Nutritional Psychiatry
The next tenet that applies so much is around nutritional psychiatry and applying the principles of nutritional psychiatry to your holiday season. For example, that rule of nutrient density. We want to bring foods to the holiday table that are doing a lot for our nutritional status. They’re bringing us the nutrients we need. Those omega-3 fats and magnesium and iron. But so often when we think about holiday eating, it’s cookies, it’s cake, and it’s not just the eating, if we’re honest. The holiday season presents a big challenge for our mental health because of all the drinking. It’s more clear than ever that alcohol really causes huge increases in inflammation in our brain, and actually real decreases in our brain’s ability to deal with inflammatory factors.

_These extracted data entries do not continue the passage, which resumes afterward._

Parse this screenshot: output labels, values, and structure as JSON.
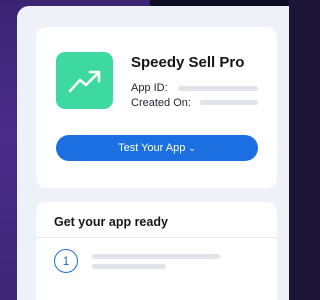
{
  "app_card": {
    "icon": "trending-up-icon",
    "icon_color": "#3ed9a0",
    "app_name": "Speedy Sell Pro",
    "app_id_label": "App ID:",
    "created_on_label": "Created On:",
    "test_button": {
      "label": "Test Your App",
      "chevron": "⌄",
      "color": "#1b6fe0"
    }
  },
  "ready_card": {
    "title": "Get your app ready",
    "steps": [
      {
        "number": "1"
      }
    ]
  }
}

So one of these ideas that is really important for you this holiday season is nutritional psychiatry. And what do I want? Well, I think what would be great this holiday season, if you’re the person who’s bringing nutritional psychiatry to the table. What does that mean? It means focusing on dishes that have more colorful plants. It means thinking through what you’re planning, maybe bringing to a potluck or serving for a holiday meal, according to that great nutritional psychiatry rhyme. Seafood, greens, nuts and beans, and a little dark chocolate, rainbow celebrations, don’t forget the fermentations. This means we’re looking for these food categories on the holiday table, more plants, more seafood, more fermented foods, nuts, beans and seeds, the foods that again have the most nutrient density.

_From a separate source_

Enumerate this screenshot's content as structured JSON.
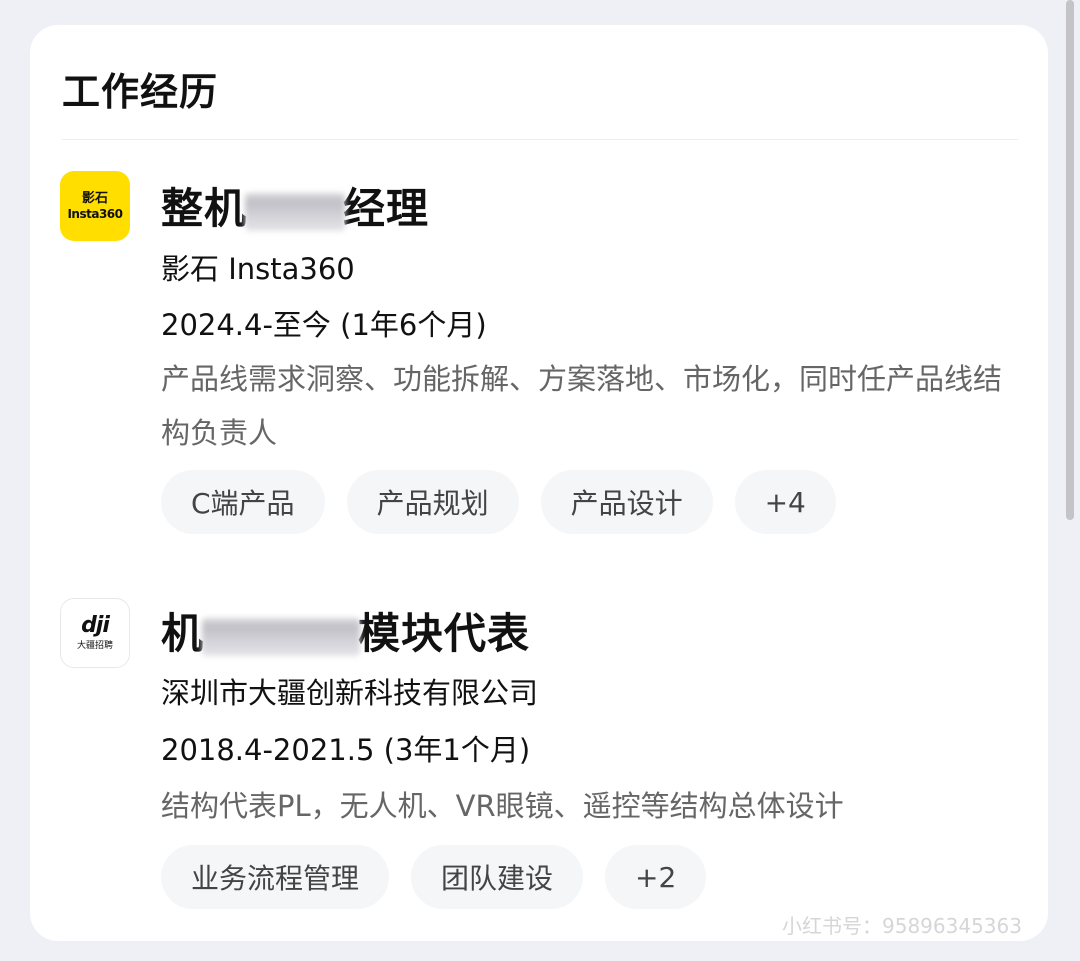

Another note about nutrition during the holidays is certainly about alcohol and along with being the person who brings that wonderful, delicious, festive, amazing nutrient dense dish, I wonder if you might also be the person who’s helping provide non-alcoholic options. There are a lot of opportunities for alcohol during the holidays but it’s also a great opportunity for amazing mocktails to celebrate all the great kombuchas and non-alcoholic options that are available now more than ever. If you’ve stopped drinking alcohol or you’re trying to do a better job with it this holiday season, be that person who helps everybody have more non-alcoholic options at the holiday table.
Engagement
The last practice that is so important for helping build your mental fitness this holiday season is the practice of engagement. Engagement is my request that you fight the algorithm, that you make your holiday yours. So often the holidays can be stressful, they can be filled with all kinds of messages about the things we need to buy or the FOMO that we’re not going someplace incredible. Perhaps for you, the engagement is around the complex emotions of the holidays that your family and your family system is just going through a lot. Whatever it is, engagement is, one of your secrets to having a great holiday season, because it really asks you to, again, that thing I say often, take a little bit of a step back, take some breaths, maybe do some journaling, but to really engage with the values that are important for you this holiday season.
If you’re someone who’s always scrambling and I’ve been there, you’re sending out the holiday card at the last minute, you’re filled with regret, you didn’t really spend any time shopping or you just bought a bunch of stuff, that’s a great spot for you to sit with and think about how you’re more engaged. How can you not be rushing and wrapping and scrambling, but how can you be in control and engaged with the joyous holiday time?
Building the mental fitness that you want and that you deserve and spreading that to your friends, your family and your community. Everybody, that’s what Healing the Modern Brain is all about. It really matters that you keep it up during the holiday season. I think it’s a great test for all of us on how are we doing. I wish you the very best. I hope this helps you connect and take control. And I hope that these three powerful practices are with you every day as you connect with people and have a wonderful, wonderful holiday time.